Lajo Dada (a.k.a. Langu Himal), Northern Glacier and West-Northwest Ridge
Nepal, Shingri Himal
On October 17 three young climbers from the Tomon Alpine Club—Norifumi Fukuda, a senior student at Waseda University, and two recent graduates, Kojuro Hagihara and me—made the first ascent of Lajo Dada (6,426m, 28°32'45.33"N, 85°3'12.18"E). This peak was opened by the Nepalese government in 2014 and lies west of the Tsum Valley, a little south of 6,065m Tabsar.
The Tsum Valley was only opened for trekking in 2008. Our only information about the peak was from Google Earth and a 1:50,000 map—this made the expedition quite adventurous, even for the approach.We set up base camp at 4,650m, above Mu Gompa (monastery) in the main valley. Establishing Camp 1 was a slow process, due to some illness and our need to acclimatize. We climbed a gully, then slanted left to reach the foot of the glacier (which we called Waseda Glacier). Twenty meters of 2nd-class rock led onto the glacier. At a flat spot with a small pool at 5,200m, we established Camp 1 on October 7.
We then spent three days setting up Camp 2 at 5,730m.

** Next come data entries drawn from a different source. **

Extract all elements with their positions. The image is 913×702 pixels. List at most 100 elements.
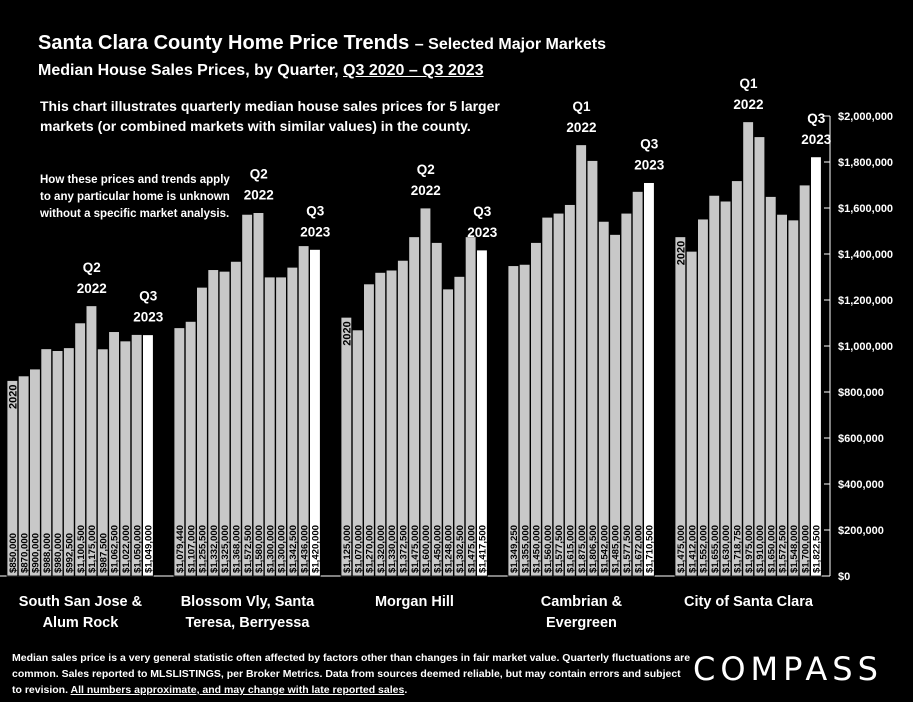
bar-value-label: $1,372,500 <box>398 525 409 573</box>
bar <box>464 236 477 577</box>
bar-value-label: $1,320,000 <box>376 525 387 573</box>
bar <box>184 320 197 577</box>
bar-annotation: 2022 <box>733 97 763 112</box>
bar <box>586 160 599 577</box>
bar <box>685 250 698 577</box>
bar-value-label: $1,325,000 <box>220 525 231 573</box>
footer-underlined: All numbers approximate, and may change … <box>70 684 405 696</box>
bar-value-label: $1,875,000 <box>577 525 588 573</box>
bar-value-label: $1,436,000 <box>299 525 310 573</box>
bar <box>374 271 386 577</box>
bar-value-label: $1,412,000 <box>687 525 698 573</box>
bar-value-label: $1,475,000 <box>466 525 477 573</box>
bar <box>787 219 800 577</box>
bar <box>541 216 554 577</box>
bar <box>85 305 98 577</box>
bar-value-label: $1,248,000 <box>444 525 455 573</box>
bar <box>275 276 287 577</box>
bar <box>252 212 265 577</box>
bar-value-label: $1,100,500 <box>76 525 87 573</box>
subtitle-range: Q3 2020 – Q3 2023 <box>343 62 484 79</box>
bar-value-label: $1,548,000 <box>789 525 800 573</box>
bar-value-label: $1,417,500 <box>478 525 489 573</box>
bar <box>207 269 219 577</box>
bar-value-label: $1,577,500 <box>622 525 633 573</box>
bar-value-label: $1,700,000 <box>800 525 811 573</box>
footer-disclaimer: Median sales price is a very general sta… <box>12 650 692 698</box>
bar-value-label: $1,330,000 <box>387 525 398 573</box>
bar-value-label: $1,125,000 <box>342 525 353 573</box>
bar <box>408 236 420 577</box>
group-label: South San Jose & <box>19 594 143 610</box>
bar <box>708 194 721 577</box>
bar-value-label: $1,349,250 <box>509 525 520 573</box>
bar <box>97 348 109 577</box>
bar-value-label: $987,500 <box>98 533 109 573</box>
y-tick-label: $800,000 <box>838 387 884 399</box>
bar-value-label: $1,355,000 <box>520 525 531 573</box>
bar <box>530 242 542 577</box>
bar <box>776 213 788 577</box>
bar <box>363 283 375 577</box>
bar <box>29 368 41 577</box>
group-label: City of Santa Clara <box>684 594 814 610</box>
bar-annotation: Q1 <box>572 99 591 114</box>
bar <box>631 191 644 577</box>
y-tick-label: $1,000,000 <box>838 341 893 353</box>
bar <box>173 327 186 577</box>
bar <box>719 200 732 577</box>
y-tick-label: $2,000,000 <box>838 111 893 123</box>
bar-annotation: Q3 <box>807 111 826 126</box>
bar-value-label: $1,107,000 <box>186 525 197 573</box>
bar <box>263 276 276 577</box>
bar <box>309 248 321 577</box>
bar-annotation: Q1 <box>739 76 758 91</box>
bar-value-label: $1,022,000 <box>121 525 132 573</box>
bar <box>476 249 488 577</box>
bar <box>196 286 208 577</box>
bar <box>442 288 454 577</box>
bar-value-label: $1,572,500 <box>243 525 254 573</box>
bar-value-label: $1,302,500 <box>455 525 466 573</box>
bar-annotation: Q3 <box>640 137 659 152</box>
bar-value-label: $850,000 <box>8 533 19 573</box>
year-label: 2020 <box>7 385 19 409</box>
bar-value-label: $1,062,500 <box>110 525 121 573</box>
bar <box>575 144 587 577</box>
bar-value-label: $1,560,000 <box>543 525 554 573</box>
bar <box>742 121 754 577</box>
bar-value-label: $1,175,000 <box>87 525 98 573</box>
bar-annotation: 2022 <box>244 188 274 203</box>
bar <box>453 276 466 577</box>
bar-value-label: $1,070,000 <box>353 525 364 573</box>
bar <box>765 196 777 577</box>
bar <box>419 207 432 577</box>
bar-value-label: $1,049,000 <box>144 525 155 573</box>
bar <box>108 331 120 577</box>
bar <box>17 375 30 577</box>
bar-value-label: $1,450,000 <box>532 525 543 573</box>
bar-value-label: $1,630,000 <box>721 525 732 573</box>
bar-value-label: $1,485,000 <box>611 525 622 573</box>
bar-value-label: $1,079,440 <box>175 525 186 573</box>
bar-value-label: $1,615,000 <box>565 525 576 573</box>
bar-annotation: Q2 <box>417 162 435 177</box>
group-label: Morgan Hill <box>375 594 454 610</box>
bar-value-label: $1,600,000 <box>421 525 432 573</box>
bar <box>731 180 743 577</box>
bar-value-label: $1,368,000 <box>231 525 242 573</box>
bar-value-label: $1,255,500 <box>198 525 209 573</box>
bar <box>119 340 132 577</box>
bar-value-label: $1,577,500 <box>554 525 565 573</box>
bar-value-label: $1,050,000 <box>132 525 143 573</box>
bar <box>40 348 53 577</box>
bar <box>552 212 565 577</box>
bar <box>385 269 398 577</box>
bar <box>74 322 86 577</box>
bar-value-label: $1,975,000 <box>744 525 755 573</box>
bar-value-label: $1,710,500 <box>645 525 656 573</box>
bar <box>297 245 310 577</box>
bar-value-label: $1,806,500 <box>588 525 599 573</box>
bar <box>518 263 531 577</box>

Reaching that point was harder than we had imagined. On the first day we reached 5,400m, fixing 10m sections of WI3 and a sketchy à cheval snow bridge. The second day we extended the route to 5,650m. Above the previous day’s high point, we climbed a 10m icewall, then moved right along a huge serac until I could climb and fix a 25m snow/ice section of 85° (WI4). The terrain above was like a maze, but we eventually found a weak point in the ice walls, climbing a 10m section of ice and unstable sugar snow at WI4. On the third day we regained our high point, then walked up to establish Camp 2 before returning to base camp for a good rest.

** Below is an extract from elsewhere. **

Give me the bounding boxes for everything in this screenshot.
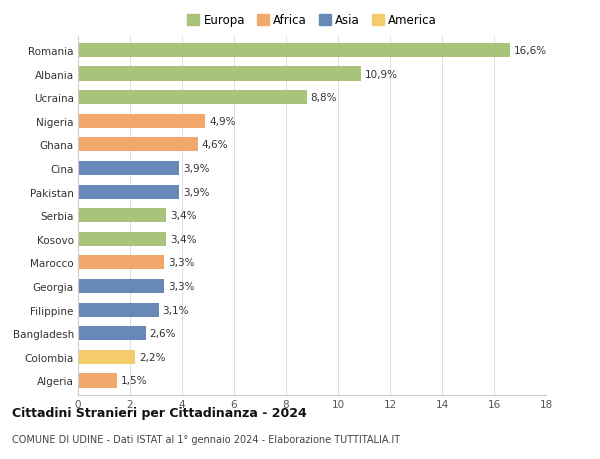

We left for our summit attempt on the 15th, spending a night each at Camps 1 and 2 before leaving the latter at 3:20 a.m. on the 17th. As I was climbing a 40° ice slope covered by 25cm of snow, I was avalanched for 15m. Fortunately, everything was under control, and after switching to an alternative line up steeper, safer ice, we reached a plateau at 5,850m. We continued south up to a col on the Chhyosin Himal Ridge, which descends east-northeast toward the Tsum Valley, then followed the ridge southwest toward an unnamed, unclimbed peak of 6,200m. The ridge was mostly hard snow, with a steep drop to the south, but before reaching the summit there was a 3rd-class rock step that we simul-climbed.

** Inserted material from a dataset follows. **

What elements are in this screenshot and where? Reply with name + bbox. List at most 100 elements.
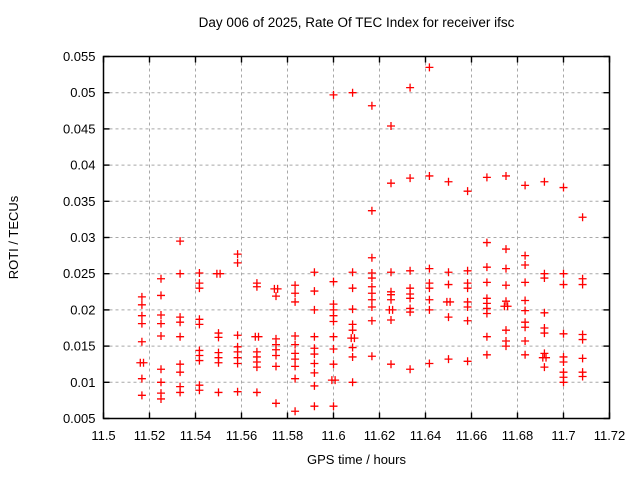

We stood on top Peak 6,200m, at the western end of the Chhyosin Ridge, at 9 a.m., and then descended south to the plateau in front of Lajo Dada. This proved hard work, as we had to break trail through 40cm of snow—really tough for bodies unacclimatized to 6,200m. It took four hours to reach the base of the west-northwest ridge of Lajo Dada, at around 6,170m.
This ridge was steeper than we had assumed, and to the right was a very steep drop of almost 2,000m. We also had anticipated it to be icy and had brought many screws but only six stakes or deadmen. With two of these at each belay, that only left two for protection. The first three pitches were generally snow and ice at 60° but steepening in parts to 75°. I led these carefully and the two others jumared. Kujoro led the fourth pitch: 50° but with masses of sugar snow. I then took over for the final two 50° pitches, which, although easier, still took much physical and mental energy because of the altitude and constant knowledge that falling was not an option. We reached the summit at 5:30 p.m., when it was beginning to get dark.
Without wasting time, we began rappelling the ridge, using snow anchors and V-threads. It was 9 p.m. when we reached the bottom of the ridge, and from there it took another eight hours to return to Camp 2, which we reached after a 26-hour day. Next day, with really sore bodies, we descended to base camp in 6.5 hours.